Over the past decade, the ESNC has brought forth numerous new applications in the field of satellite navigation. The 2014 edition was shaped in particular by the imminent launch of the first Galileo services, with more than 40 percent of the 434 submissions received from more than 40 countries seeking to employ Galileo/EGNOS in their own products and services.
"Thanks to our international network, we're in an excellent position to take advantage of Galileo's operational launch," said Thorsten Rudolph, managing director of Anwendungszentrum GmbH Oberpfaffenhofen, which initiated and continues to organize the ESNC. "We believe that the ESNC's function as a leading innovation framework in its field will grant it an equally important role in Europe's new satellite navigation system."
Along with the overall winner, the some 240 experts in the ESNC's network selected more than 30 other winners in the competition's regional and special-prize challenges. Under the patronage of Germany's Federal Minister of Transport, prizes worth a total of around one million euros were presented at the awards ceremony. The winners illustrated the fundamental importance of robust, reliable, and secure time and positioning signals for Europe's digital society through innovations in areas such as transport, health, and the environment.
Meanwhile, this year's awards ceremony was held in parallel with the Satellite Masters Conference for the first time, which gave the winners the chance to present their ideas to a global audience and discuss innovations in space-based technologies and services.
This year's competition was supported by the European Commission and the European Patent Office.
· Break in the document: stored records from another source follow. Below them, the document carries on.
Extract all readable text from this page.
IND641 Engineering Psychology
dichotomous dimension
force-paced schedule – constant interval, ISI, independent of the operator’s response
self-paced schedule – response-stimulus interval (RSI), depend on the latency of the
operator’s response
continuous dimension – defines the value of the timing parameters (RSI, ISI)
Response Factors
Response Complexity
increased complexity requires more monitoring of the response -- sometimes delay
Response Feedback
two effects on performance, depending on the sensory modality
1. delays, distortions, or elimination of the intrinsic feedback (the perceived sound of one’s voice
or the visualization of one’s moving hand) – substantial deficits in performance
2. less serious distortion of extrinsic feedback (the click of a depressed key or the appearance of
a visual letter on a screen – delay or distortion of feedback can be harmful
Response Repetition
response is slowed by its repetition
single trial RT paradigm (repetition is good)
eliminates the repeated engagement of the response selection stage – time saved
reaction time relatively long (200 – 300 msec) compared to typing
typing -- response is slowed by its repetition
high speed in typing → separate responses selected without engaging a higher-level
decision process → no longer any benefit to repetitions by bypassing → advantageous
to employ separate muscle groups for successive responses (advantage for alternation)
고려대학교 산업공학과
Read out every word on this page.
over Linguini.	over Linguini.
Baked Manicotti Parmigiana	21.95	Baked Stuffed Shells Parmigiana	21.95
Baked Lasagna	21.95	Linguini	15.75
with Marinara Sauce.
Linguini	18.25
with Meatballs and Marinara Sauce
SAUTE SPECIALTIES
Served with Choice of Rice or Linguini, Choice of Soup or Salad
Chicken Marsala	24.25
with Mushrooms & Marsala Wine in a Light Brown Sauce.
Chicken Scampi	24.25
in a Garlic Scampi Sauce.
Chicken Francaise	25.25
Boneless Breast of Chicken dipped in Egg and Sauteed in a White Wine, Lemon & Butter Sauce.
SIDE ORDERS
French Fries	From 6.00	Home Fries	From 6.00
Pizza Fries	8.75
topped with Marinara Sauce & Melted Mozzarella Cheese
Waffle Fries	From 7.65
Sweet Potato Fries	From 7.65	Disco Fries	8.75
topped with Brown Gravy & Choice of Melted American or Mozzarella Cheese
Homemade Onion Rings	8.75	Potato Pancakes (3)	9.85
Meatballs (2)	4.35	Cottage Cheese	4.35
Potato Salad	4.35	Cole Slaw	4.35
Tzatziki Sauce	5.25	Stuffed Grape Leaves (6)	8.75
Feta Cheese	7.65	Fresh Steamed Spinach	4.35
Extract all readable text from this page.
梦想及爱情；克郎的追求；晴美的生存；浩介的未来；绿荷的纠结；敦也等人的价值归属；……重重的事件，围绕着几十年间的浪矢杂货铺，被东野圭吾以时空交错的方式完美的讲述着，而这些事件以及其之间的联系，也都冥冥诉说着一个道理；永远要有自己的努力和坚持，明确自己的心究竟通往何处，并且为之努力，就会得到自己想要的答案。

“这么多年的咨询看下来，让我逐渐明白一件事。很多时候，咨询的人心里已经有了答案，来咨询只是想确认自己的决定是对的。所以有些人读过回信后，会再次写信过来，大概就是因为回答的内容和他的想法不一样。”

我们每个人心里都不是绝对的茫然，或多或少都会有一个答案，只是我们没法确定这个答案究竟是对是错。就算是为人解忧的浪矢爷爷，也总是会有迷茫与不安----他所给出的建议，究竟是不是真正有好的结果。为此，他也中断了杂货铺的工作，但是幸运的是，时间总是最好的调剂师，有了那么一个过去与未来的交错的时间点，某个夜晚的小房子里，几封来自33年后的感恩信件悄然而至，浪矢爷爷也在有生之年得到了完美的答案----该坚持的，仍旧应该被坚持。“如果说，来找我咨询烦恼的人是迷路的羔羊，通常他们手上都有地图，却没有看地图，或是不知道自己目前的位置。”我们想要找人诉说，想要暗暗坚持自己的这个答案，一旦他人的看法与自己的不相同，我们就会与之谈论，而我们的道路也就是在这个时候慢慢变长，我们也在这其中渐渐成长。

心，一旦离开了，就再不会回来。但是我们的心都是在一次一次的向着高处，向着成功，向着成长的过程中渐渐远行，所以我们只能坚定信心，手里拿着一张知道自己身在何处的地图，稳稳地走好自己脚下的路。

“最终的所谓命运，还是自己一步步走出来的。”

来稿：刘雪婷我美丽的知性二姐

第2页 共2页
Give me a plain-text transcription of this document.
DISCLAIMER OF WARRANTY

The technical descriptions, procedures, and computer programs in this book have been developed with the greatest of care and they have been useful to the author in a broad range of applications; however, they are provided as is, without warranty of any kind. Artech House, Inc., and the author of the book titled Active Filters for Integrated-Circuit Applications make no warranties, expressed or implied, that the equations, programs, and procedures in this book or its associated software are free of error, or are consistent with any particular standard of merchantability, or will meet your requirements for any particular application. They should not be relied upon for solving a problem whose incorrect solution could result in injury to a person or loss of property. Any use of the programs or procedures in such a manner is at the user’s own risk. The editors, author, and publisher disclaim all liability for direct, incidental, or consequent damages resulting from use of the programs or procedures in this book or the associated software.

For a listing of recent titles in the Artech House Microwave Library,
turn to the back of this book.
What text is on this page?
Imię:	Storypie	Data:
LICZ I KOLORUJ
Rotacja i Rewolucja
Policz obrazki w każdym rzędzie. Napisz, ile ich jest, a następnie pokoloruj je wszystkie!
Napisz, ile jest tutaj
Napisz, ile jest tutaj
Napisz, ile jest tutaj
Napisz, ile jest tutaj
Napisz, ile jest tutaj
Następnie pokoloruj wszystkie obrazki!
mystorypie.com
Along with the ESNC's 25 regions around the world, the following partners sponsored prizes in 2014: the European GNSS Agency (GSA); the European Space Agency (ESA); the German Aerospace Center (DLR); and, for the first time, the German Federal Ministry of Transport and Digital Infrastructure (BMVI) in cooperation with the Federal Ministry for Economic Affairs and Energy (BMWi). Prototype submissions were accepted as entrants for the GNSS Living Lab Prize. The University Challenge, which is geared toward students and research assistants, was also held again this year.